Sprint CEO Dan Hesse has welcomed shareholders’ decision to vote for the transaction with SoftBank.
As per the transaction approved by shareholders, SoftBank will have 78 percent stake in Sprint. However, Japan’s SoftBank needs approval from the Federal Communications Commission, the U.S. telecommunications regulator, to close the deal.
“Today is a historic day for our company, and I want to thank our shareholders for approving this transformative merger agreement,” said Sprint CEO Dan Hesse. “The transaction with SoftBank should enhance Sprint’s long-term value and competitive position by creating a company with greater financial flexibility.”

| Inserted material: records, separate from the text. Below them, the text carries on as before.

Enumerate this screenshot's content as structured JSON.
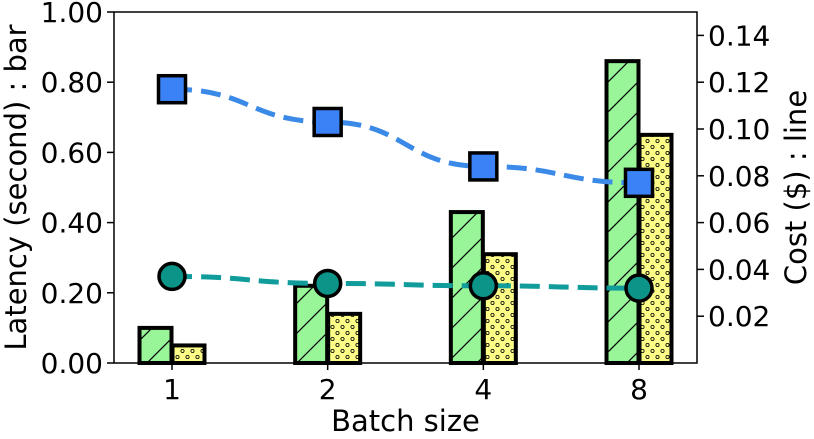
{
  "chart_data": {
    "type": "bar",
    "categories": [
      "1",
      "2",
      "4",
      "8"
    ],
    "xlabel": "Batch size",
    "ylabel_left": "Latency (second) : bar",
    "ylabel_right": "Cost ($) : line",
    "ylim_left": [
      0,
      1.0
    ],
    "ylim_right": [
      0,
      0.15
    ],
    "left_ticks": [
      0.0,
      0.2,
      0.4,
      0.6,
      0.8,
      1.0
    ],
    "left_tick_labels": [
      "0.00",
      "0.20",
      "0.40",
      "0.60",
      "0.80",
      "1.00"
    ],
    "right_ticks": [
      0.02,
      0.04,
      0.06,
      0.08,
      0.1,
      0.12,
      0.14
    ],
    "right_tick_labels": [
      "0.02",
      "0.04",
      "0.06",
      "0.08",
      "0.10",
      "0.12",
      "0.14"
    ],
    "grid": false,
    "bar_series": [
      {
        "values": [
          0.1,
          0.22,
          0.43,
          0.86
        ],
        "color": "#98f598",
        "pattern": "diagonal-hatch"
      },
      {
        "values": [
          0.05,
          0.14,
          0.31,
          0.65
        ],
        "color": "#fcfc87",
        "pattern": "dots"
      }
    ],
    "line_series": [
      {
        "values": [
          0.117,
          0.103,
          0.084,
          0.077
        ],
        "color": "#3b82f6",
        "marker": "square",
        "line_color": "#3b8ae8"
      },
      {
        "values": [
          0.037,
          0.034,
          0.033,
          0.032
        ],
        "color": "#0d9488",
        "marker": "circle",
        "line_color": "#0f9c9a"
      }
    ]
  }
}
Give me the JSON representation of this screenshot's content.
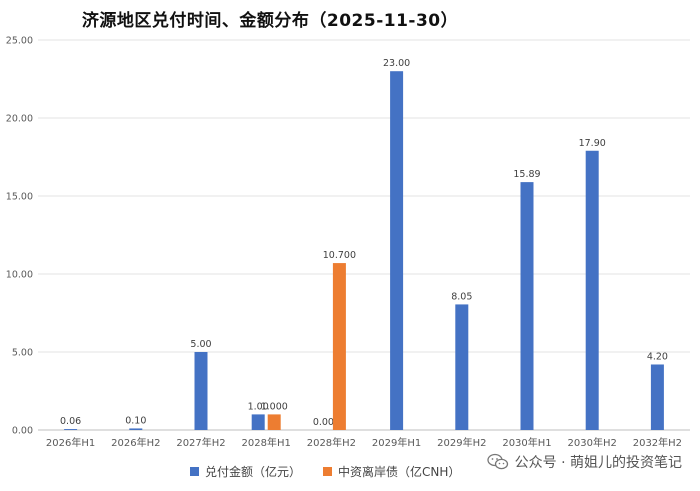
{
  "chart_data": {
    "type": "bar",
    "title": "济源地区兑付时间、金额分布（2025-11-30）",
    "categories": [
      "2026年H1",
      "2026年H2",
      "2027年H2",
      "2028年H1",
      "2028年H2",
      "2029年H1",
      "2029年H2",
      "2030年H1",
      "2030年H2",
      "2032年H2"
    ],
    "series": [
      {
        "name": "兑付金额（亿元）",
        "color": "#4472C4",
        "values": [
          0.06,
          0.1,
          5.0,
          1.0,
          0.0,
          23.0,
          8.05,
          15.89,
          17.9,
          4.2
        ],
        "labels": [
          "0.06",
          "0.10",
          "5.00",
          "1.00",
          "0.00",
          "23.00",
          "8.05",
          "15.89",
          "17.90",
          "4.20"
        ]
      },
      {
        "name": "中资离岸债（亿CNH）",
        "color": "#ED7D31",
        "values": [
          null,
          null,
          null,
          1.0,
          10.7,
          null,
          null,
          null,
          null,
          null
        ],
        "labels": [
          null,
          null,
          null,
          "1.000",
          "10.700",
          null,
          null,
          null,
          null,
          null
        ]
      }
    ],
    "ylim": [
      0,
      25
    ],
    "yticks": [
      "0.00",
      "5.00",
      "10.00",
      "15.00",
      "20.00",
      "25.00"
    ],
    "grid": true,
    "legend": "bottom"
  },
  "watermark": {
    "text": "公众号 · 萌姐儿的投资笔记",
    "icon": "wechat-icon"
  }
}
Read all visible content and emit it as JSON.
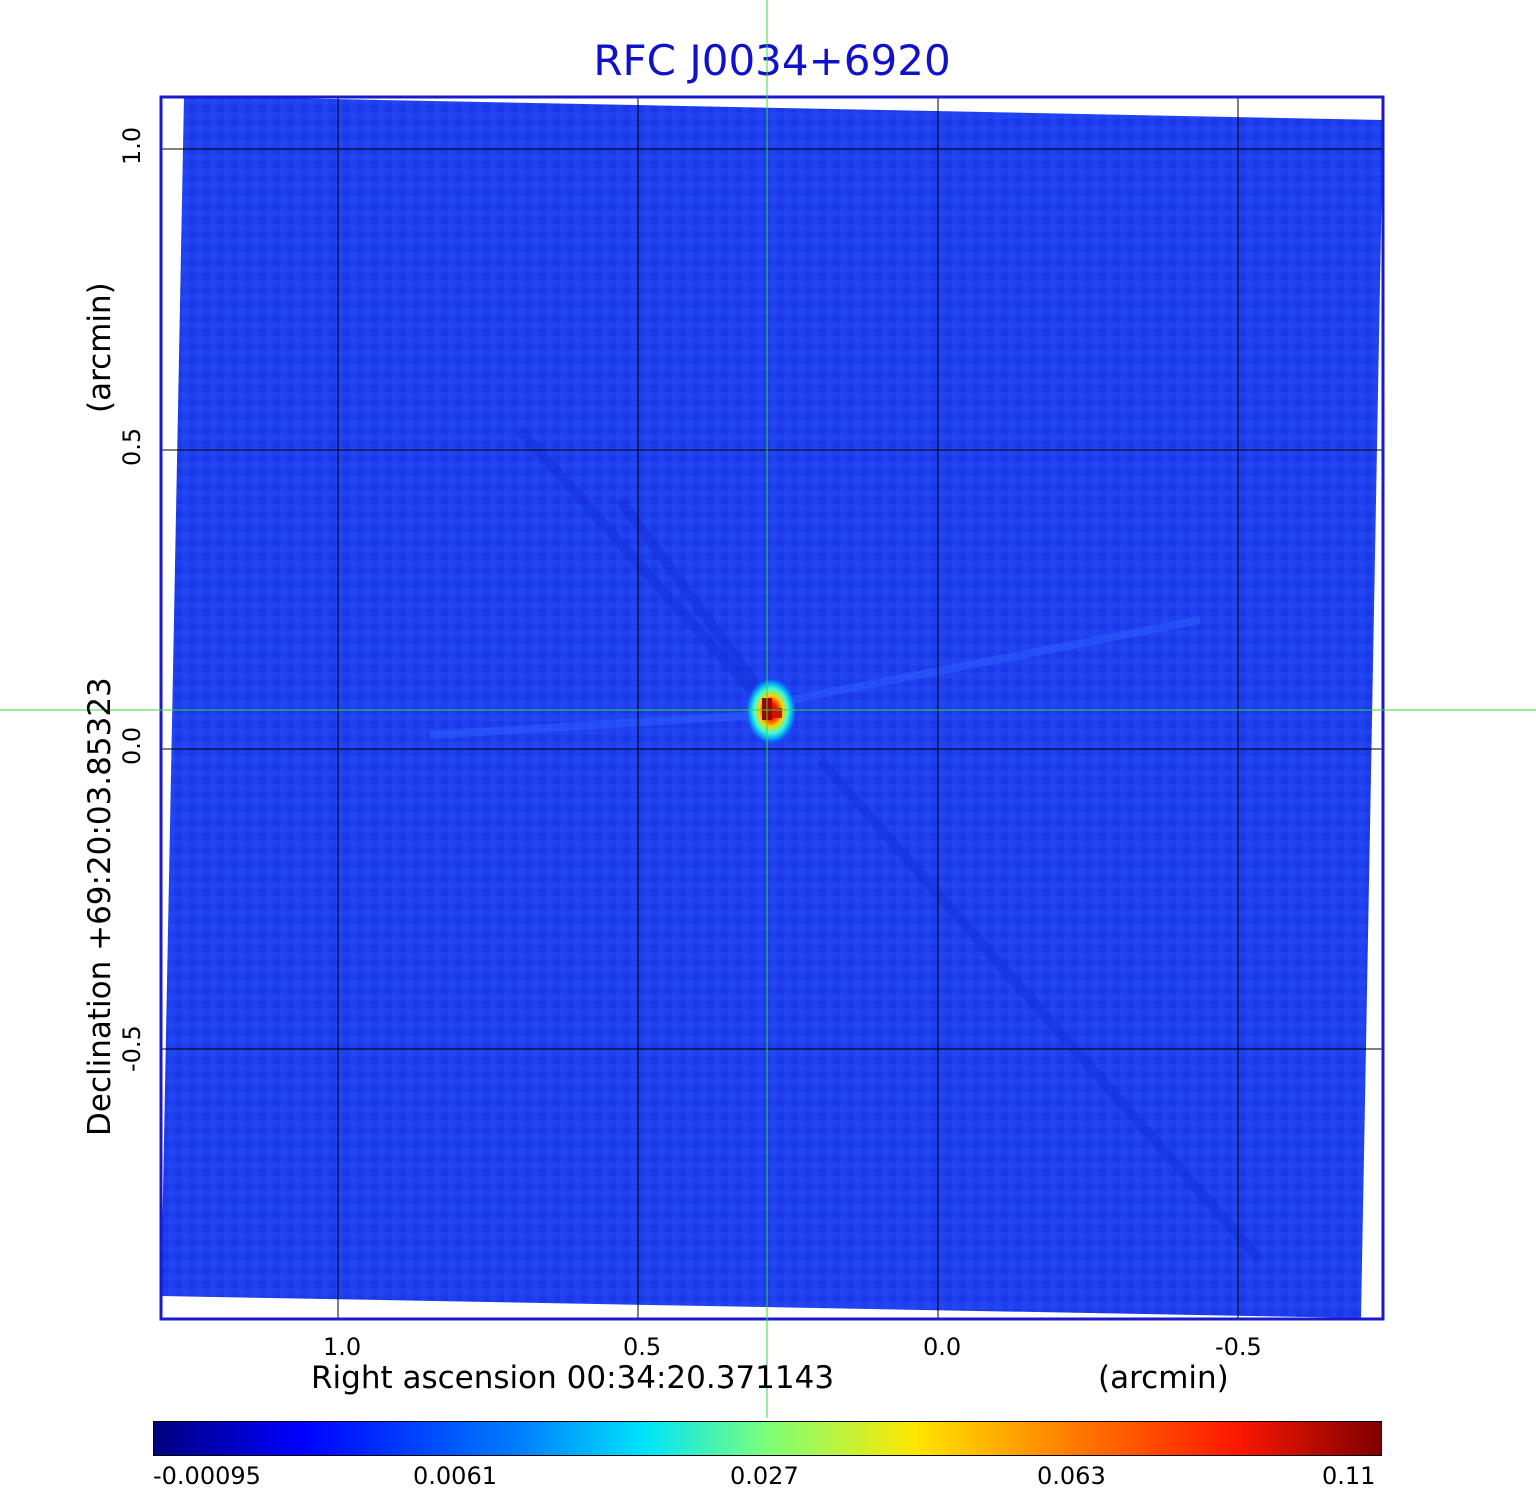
{
  "title": "RFC J0034+6920",
  "x_axis": {
    "label": "Right ascension  00:34:20.371143",
    "unit": "(arcmin)",
    "ticks": [
      "1.0",
      "0.5",
      "0.0",
      "-0.5"
    ]
  },
  "y_axis": {
    "label": "Declination  +69:20:03.85323",
    "unit": "(arcmin)",
    "ticks": [
      "1.0",
      "0.5",
      "0.0",
      "-0.5"
    ]
  },
  "colorbar": {
    "labels": [
      "-0.00095",
      "0.0061",
      "0.027",
      "0.063",
      "0.11"
    ],
    "colors": [
      "#00007f",
      "#0000ff",
      "#0080ff",
      "#00e4f8",
      "#7cff79",
      "#ffe600",
      "#ff7a00",
      "#ff1800",
      "#7f0000"
    ]
  },
  "colors": {
    "background_field": "#1f3ff0",
    "frame": "#1a1acc",
    "crosshair": "#33dd33",
    "grid": "#000000"
  }
}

He hailed Sprint Nextel’s shareholders who voted on Tuesday in favor of a sweetened takeover offer from SoftBank.
The positive development ends Dish Network’s plans to acquire the third largest mobile operator in the U.S.
Sprint in a statement said about 80 percent of its shares outstanding were voted in favor of the $21.6 billion deal.
The total cash consideration available to Sprint stockholders is $16.64 billion. Pro forma for the transaction, the current Sprint stockholders’ resulting equity ownership in a stronger, more competitive New Sprint will be 22 percent while SoftBank will own approximately 78 percent.
Reuters reported that on June 10 SoftBank increased its bid to $21.6 billion from $20.1 billion and raised the cash component of the deal for shareholders by $4.5 billion, trumping Dish’s bid and gaining support from Sprint’s second biggest shareholder Paulson & Co. which had previously said it preferred Dish’s bid.
Sprint needs investment from SoftBank to help it pay for a network upgrade and its proposed buy out of the minority shareholders of Clearwire Corp, in which Sprint already has a majority stake.
Last week Sprint raised its offer for wireless service provider Clearwire to $5 per share from $3.40 per share to fight off a rival bid of $4.40 per share from Dish.
Clearwire shareholders will vote on that deal on July 8. It seems Dish Network may not increase the bid price for Clearwire, ending the mobile merger war in the U.S. telecom market.